NIH Launches Gene Editing Research Program

Gene editing can benefit people with numerous diseases and conditions, but there are several barriers that prevent it from being widely adopted.

The National Institutes of Health (NIH) announced it is currently working to overcome these barriers by developing a research program to improve the delivery mechanisms for gene editing tools, develop new genome editors, further understand the safety and efficacy of gene therapy, and assemble a tool kit that represents the findings, according to a press release.

The program, Somatic Cell Genome Editing, will award researchers nearly $190 million from the NIH Common Fund over the next 6 years, according to the release.

A DNA mutation can spark the development of rare diseases or common disorders. This change can be inherited from parents or developed over an individual’s lifespan, according to the press release. Gene therapy edits these mutated genes to cure various conditions.

Somatic cells are the primary focus of the new research program, according to the NIH. Somatic cells are non-reproductive cells that do not pass genetic information on to the next generation. DNA changes made through somatic cell editing will, therefore, not be inherited by children.

Over the past decade, scientists have made it possible to change the DNA of living cells by changing the sequence of DNA in the genome, according to the NIH. The gene is split and modified with a different protein to create immunity towards a disease.

Although gene editing has captured the interest of many, it has faced significant challenges in clinics. The program’s goal is to overcome these challenges and increase clinician uptake of the approach, according to the NIH

“Genome editing technologies such as CRISPR/Cas9 are revolutionizing biomedical research,” said NIH Director Francis S. Collins, MD, PhD “The focus of the Somatic Cell Genome Editing program is to dramatically accelerate the translation of these technologies to the clinic for treatment of as many genetic diseases as possible.”
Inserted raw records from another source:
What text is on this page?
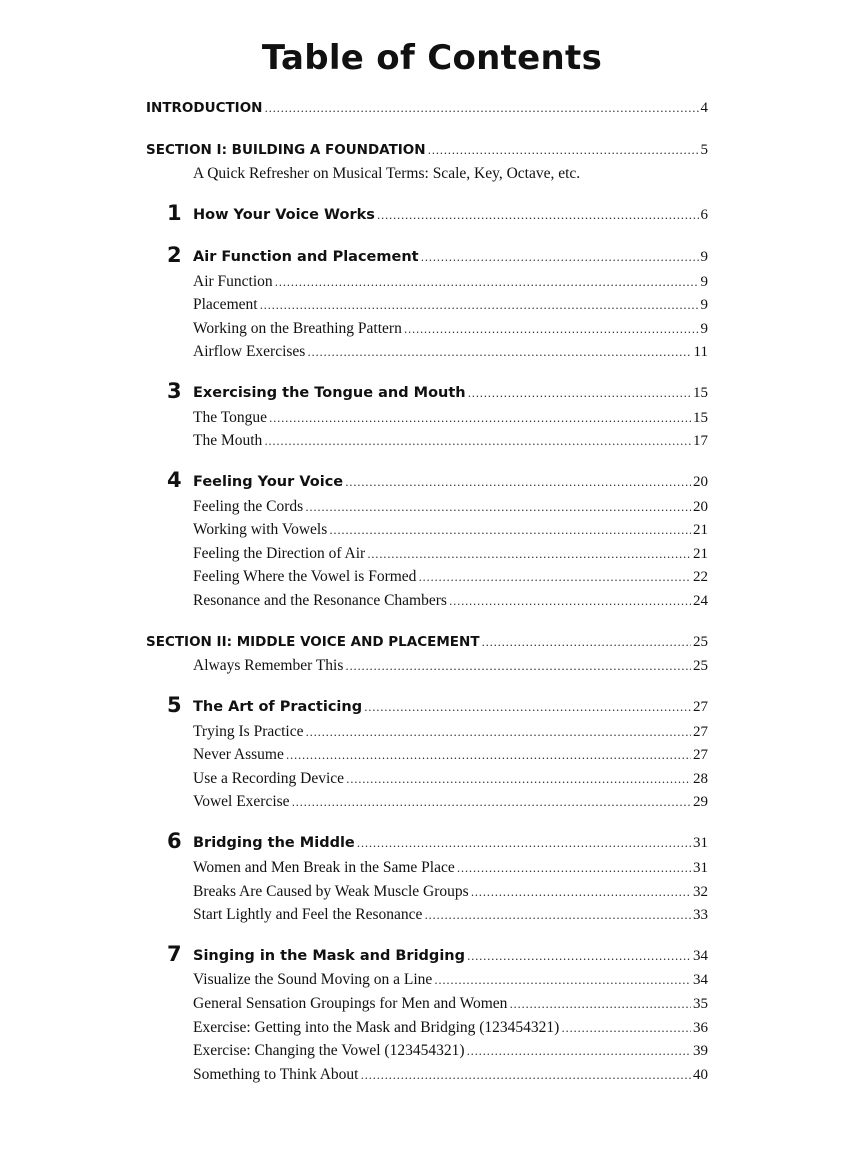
Table of Contents
INTRODUCTION .....	4
SECTION I: BUILDING A FOUNDATION .....	5
A Quick Refresher on Musical Terms: Scale, Key, Octave, etc.
1 How Your Voice Works .....	6
2 Air Function and Placement .....	9
Air Function .....	9
Placement .....	9
Working on the Breathing Pattern .....	9
Airflow Exercises .....	11
3 Exercising the Tongue and Mouth .....	15
The Tongue .....	15
The Mouth .....	17
4 Feeling Your Voice .....	20
Feeling the Cords .....	20
Working with Vowels .....	21
Feeling the Direction of Air .....	21
Feeling Where the Vowel is Formed .....	22
Resonance and the Resonance Chambers .....	24
SECTION II: MIDDLE VOICE AND PLACEMENT .....	25
Always Remember This .....	25
5 The Art of Practicing .....	27
Trying Is Practice .....	27
Never Assume .....	27
Use a Recording Device .....	28
Vowel Exercise .....	29
6 Bridging the Middle .....	31
Women and Men Break in the Same Place .....	31
Breaks Are Caused by Weak Muscle Groups .....	32
Start Lightly and Feel the Resonance .....	33
7 Singing in the Mask and Bridging .....	34
Visualize the Sound Moving on a Line .....	34
General Sensation Groupings for Men and Women .....	35
Exercise: Getting into the Mask and Bridging (123454321) .....	36
Exercise: Changing the Vowel (123454321) .....	39
Something to Think About .....	40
CRISPR, the newest type of gene therapy, uses the protein Cas9 to remake a gene after it. CRISPR is more affordable than other types of gene therapy and it uses RNA, rather than DNA, making it more efficient and precise, according to the NIH.

With 3 new gene therapies gaining approval in 2017 and many more in the pipeline, the NIH noted that advancing gene editing technology is crucial.

Opportunities to fund the Somatic Cell Genome Editing research are expected to be announced within the next month, according to the press release.